Своеобразным было возмездие, которое ожидало Францию. «Улисс» Европы, как его называли — старый, хитрый, неискренний, скупой, но правдоподобный и полупроницательный человек, сидел в кажущемся мире на своем троне почти восемнадцать лет, ведя переговоры о союзах, поддерживая честный внешний характер, потакая популярности, отождествляя себя с буржуазией и отождествляя своих сыновей с армией — и все это для того, чтобы в конце концов пасть перед самым плохо спланированным и самым плохо задуманным восстанием, которое когда-либо предпринималось на улицах европейской столицы. Окруженный своими гражданами, король-гражданин пал. Мы знаем теперь, из откровений Де ла Ходда и других, какова была истинная природа и начало этого нищенского заговора. Мы знаем, что несколько сотен подозреваемых и плохо организованных социалистов, вместе с горсткой газетных редакторов, не двое из которых обладали достаточным личным мужеством, чтобы положить руку на заряженный мушкет, ухитрились запугать Париж, запугать грозную Национальную гвардию и снова отправить бедного старого Улисса в его путешествия, без особых шансов найти вторую имперскую Итаку. Фарс и трагедия здесь так тесно переплетены, что почти невозможно разделить их текстуру. Свержение такого короля может быть великой европейской катастрофой, но оно нисколько не вредит принципу или святости королевской власти. Это было просто президентство, пошедшее по миру. Король биржи или железнодорожный монарх имели при себе почти столько же той божественности, которая должна окружать королевский характер, сколько Луи-Филипп, избранник лавочников и ветеран-дилетант в фондах. Никакое истинное величие, никакое высокое благородство души не возвысили его на трон Франции — неблагородным сверх всякого прецедента был способ, которым он был вынужден покинуть его. Отступление Карла X было триумфом по сравнению с его охваченным паникой и никем не сопровождаемым бегством.

Ниже приведены замечания г-на Элисона о последней из этих революций. Читатель не преминет заметить крайнее сходство между двумя поразительными революциями и точную природу причины, которая позволила обеим из них быть успешно осуществленными иначе презренным сбродом.

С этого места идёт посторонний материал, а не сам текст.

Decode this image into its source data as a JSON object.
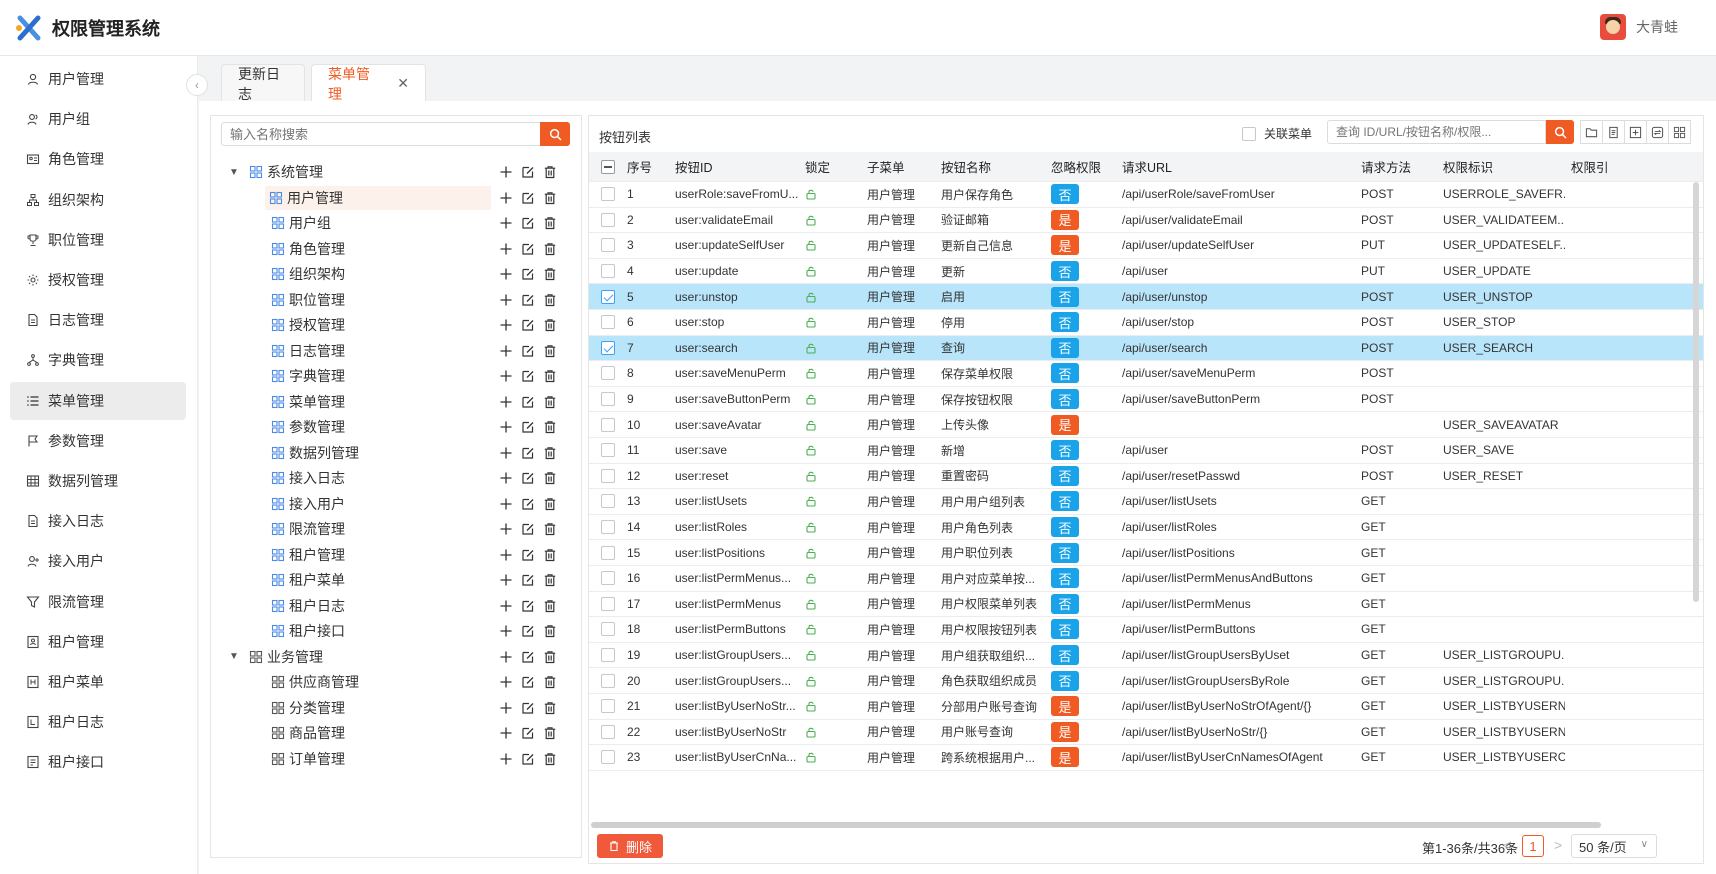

«Кто несет ответственность за эту бедственную революцию, которая таким образом остановила внутреннее процветание Франции, вовлекла ее финансы в, по-видимому, безнадежное замешательство, отбросила назад, вероятно, на полвека прогресс реальной свободы в этой стране и, возможно, обрекла ее на серию внутренних потрясений, а Европу — на ужасы всеобщей войны на очень долгий период? Мы отвечаем без колебаний, что ответственность лежит на двух сторонах, и только на двух сторонах — Короле и Национальной гвардии».

«Король больше всего виноват в том, что вступил в конфликт, и, когда победа была в его руках, позволил ей ускользнуть из них из-за отсутствия решимости в решающий момент. Слишком рано после этих великих и удивительных событий можно сформировать решительное мнение обо всех деталях, связанных с ними; но согласующиеся заявления всех сторон доказывают, что в первый день войска линии были совершенно устойчивы; и история запишет, что героическая твердость Муниципальной гвардии соперничала со всем, что есть наиболее почетного во французской истории. Военная сила была огромной; не менее восьмидесяти тысяч человек, поддержанных сильными фортами и в изобилии обеспеченных всеми средствами войны. Их успех в первый день был нерушимым; они взяли более сотни баррикад и владели всеми военными позициями столицы. Но в этот момент нерешительность Короля погубила все. Возраст, кажется, погасил энергию, которой он когда-то так славился. Он уклонился от борьбы с повстанцами, парализовал войска приказами не стрелять в народ и открыто отступил перед мятежным населением, отказавшись от Гизо и твердой политики, которую он сам принял, и стремясь примирить революцию полумерами графа Моле и более либеральным кабинетом. С отступлением в присутствии восстания дело обстоит так же, как и в случае с армией вторжения; первый шаг к тылу — это верный шаг к краху. В тот момент, когда стало видно, что Король уступает, все было парализовано, потому что все предвидели, на чью сторону склонится победа. Солдаты выбросили свои мушкеты, офицеры сломали свои шпаги, и огромное войско, равное армии, которая сражалась при Аустерлице, растворилось, как веревка из песка. Луи-Филипп пал без бесстрашия королевского мученика в 1793 году или достоинства старшего дома Бурбонов в 1830 году; и если верно, как обычно говорят, что Королева убеждала Короля сесть на лошадь и умереть, как «подобает Королю», перед Тюильри, а он отказался, предпочтя бежать в маскировке в эту страну, история должна записать со стыдом, что королевская власть погибла во Франции без добродетелей, которых она вправе была ожидать от самого ничтожного из своих сторонников».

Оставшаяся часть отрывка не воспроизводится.